Al sur de Sierra Morena se extendían los campos más feraces de la Península, valles y más valles de clima suave y soleado, con una red de acequias bien dispuesta y grandes ciudades y mercados que demandaban productos agrícolas. Eran tierras de infieles que sólo estaban esperando a un puñado de hombres audaces que las conquistaran y se repartieran aquellos feudos riquísimos.
Además, el fracaso de la Quinta Cruzada hizo volver sus ojos hacia al-Andalus a muchos de los caballeros que habían confiado en ganar un señorío en Oriente. No era necesario embarcarse en una peligrosa aventura, en un largo viaje lleno de avatares por el Mediterráneo para conseguir territorios y fama en Tierra Santa, ahora bastaba con poner las armas al servicio del rey de Castilla, seguirle en la batalla contra los musulmanes y esperar como pago a los servicios prestados un buen puñado de buena tierra en el fértil valle del Guadalquivir.
El anuncio de que el rey Fernando estaba preparando un ataque contra el Islam en el sur de la península Ibérica animó a numerosos caballeros franceses a encaminarse hacia Castilla.
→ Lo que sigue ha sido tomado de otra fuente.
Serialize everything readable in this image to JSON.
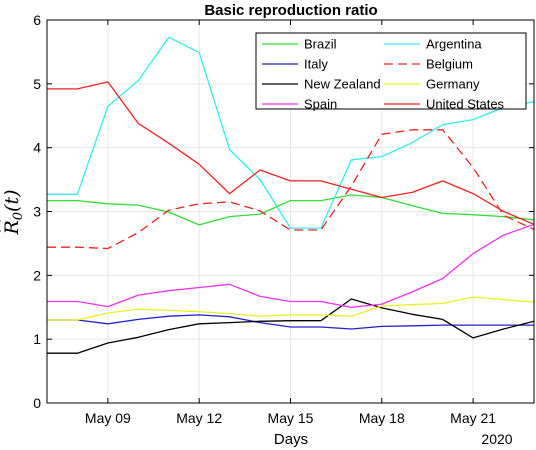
{
  "chart_data": {
    "type": "line",
    "title": "Basic reproduction ratio",
    "xlabel": "Days",
    "year_label": "2020",
    "ylabel": {
      "base": "R",
      "hat": "^",
      "subscript": "0",
      "argument": "(t)"
    },
    "x": [
      "May 07",
      "May 08",
      "May 09",
      "May 10",
      "May 11",
      "May 12",
      "May 13",
      "May 14",
      "May 15",
      "May 16",
      "May 17",
      "May 18",
      "May 19",
      "May 20",
      "May 21",
      "May 22",
      "May 23"
    ],
    "x_ticks": [
      "May 09",
      "May 12",
      "May 15",
      "May 18",
      "May 21"
    ],
    "xlim": [
      "May 07",
      "May 23"
    ],
    "y_ticks": [
      0,
      1,
      2,
      3,
      4,
      5,
      6
    ],
    "ylim": [
      0,
      6
    ],
    "grid": true,
    "legend_position": "top-right",
    "legend_columns": 2,
    "series": [
      {
        "name": "Brazil",
        "color": "#33dd33",
        "style": "solid",
        "values": [
          3.17,
          3.17,
          3.12,
          3.1,
          2.99,
          2.79,
          2.92,
          2.96,
          3.17,
          3.17,
          3.26,
          3.22,
          3.09,
          2.97,
          2.95,
          2.92,
          2.87
        ]
      },
      {
        "name": "Argentina",
        "color": "#33eeee",
        "style": "solid",
        "values": [
          3.27,
          3.27,
          4.65,
          5.05,
          5.73,
          5.49,
          3.97,
          3.5,
          2.74,
          2.74,
          3.81,
          3.86,
          4.08,
          4.36,
          4.44,
          4.63,
          4.72
        ]
      },
      {
        "name": "Italy",
        "color": "#2222cc",
        "style": "solid",
        "values": [
          1.3,
          1.3,
          1.24,
          1.31,
          1.36,
          1.38,
          1.35,
          1.26,
          1.19,
          1.19,
          1.16,
          1.2,
          1.21,
          1.22,
          1.22,
          1.22,
          1.22
        ]
      },
      {
        "name": "Belgium",
        "color": "#ee2222",
        "style": "dashed",
        "values": [
          2.44,
          2.44,
          2.42,
          2.67,
          3.02,
          3.12,
          3.15,
          3.01,
          2.71,
          2.71,
          3.4,
          4.21,
          4.28,
          4.28,
          3.69,
          2.94,
          2.72
        ]
      },
      {
        "name": "New Zealand",
        "color": "#000000",
        "style": "solid",
        "values": [
          0.78,
          0.78,
          0.94,
          1.03,
          1.15,
          1.24,
          1.26,
          1.28,
          1.29,
          1.29,
          1.63,
          1.49,
          1.39,
          1.31,
          1.02,
          1.16,
          1.28
        ]
      },
      {
        "name": "Germany",
        "color": "#eeee22",
        "style": "solid",
        "values": [
          1.3,
          1.3,
          1.41,
          1.47,
          1.45,
          1.43,
          1.4,
          1.36,
          1.38,
          1.38,
          1.36,
          1.52,
          1.54,
          1.56,
          1.66,
          1.62,
          1.58
        ]
      },
      {
        "name": "Spain",
        "color": "#ee33ee",
        "style": "solid",
        "values": [
          1.59,
          1.59,
          1.51,
          1.69,
          1.76,
          1.81,
          1.86,
          1.67,
          1.59,
          1.59,
          1.5,
          1.55,
          1.74,
          1.95,
          2.34,
          2.63,
          2.8
        ]
      },
      {
        "name": "United States",
        "color": "#ee2222",
        "style": "solid",
        "values": [
          4.92,
          4.92,
          5.03,
          4.38,
          4.07,
          3.74,
          3.28,
          3.65,
          3.48,
          3.48,
          3.35,
          3.22,
          3.3,
          3.48,
          3.28,
          3.0,
          2.8
        ]
      }
    ]
  }
}
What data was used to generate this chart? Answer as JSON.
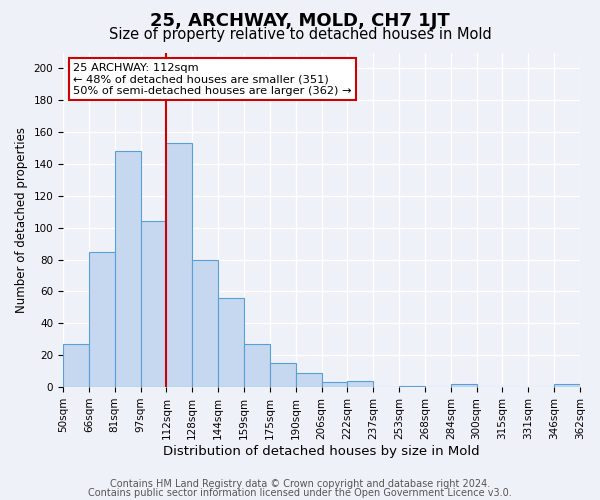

La mayoría lo hicieron siguiendo el Camino Francés, mezclados con los peregrinos que llenaban los albergues, posadas y hospitales que habían ido fundándose a lo largo de esa ruta.
El mismísimo Juan de Brienne, que ostentaba el título, bien que meramente honorífico, de rey de Jerusalén, al regreso de Tierra Santa tomó en la catedral de Tours el bastón de peregrino de Santiago y comenzó el camino de Compostela a fines del invierno de 1224. Llegó hasta la tumba del apóstol, y de regreso se acercó a Toledo, donde el rey Fernando preparaba su campaña contra los almohades. Apenas un mes después, el rey de Jerusalén se casaba con la hermana de don Fernando. La boda se celebró en Burgos y la ofició el obispo don Mauricio en presencia del arzobispo de Toledo, don Rodrigo Ximénez de Rada, que también bendijo la unión. Don Mauricio pudo mostrar orgulloso a toda la Corte los avances en las obras de la catedral, aunque don Rodrigo aprovechó la ocasión para anunciar que la nueva catedral de Toledo, cuyos cimientos ya habían comenzado a ser excavados, tendría cinco naves y sería la más grande y hermosa de toda Castilla, y tal vez de toda la Cristiandad.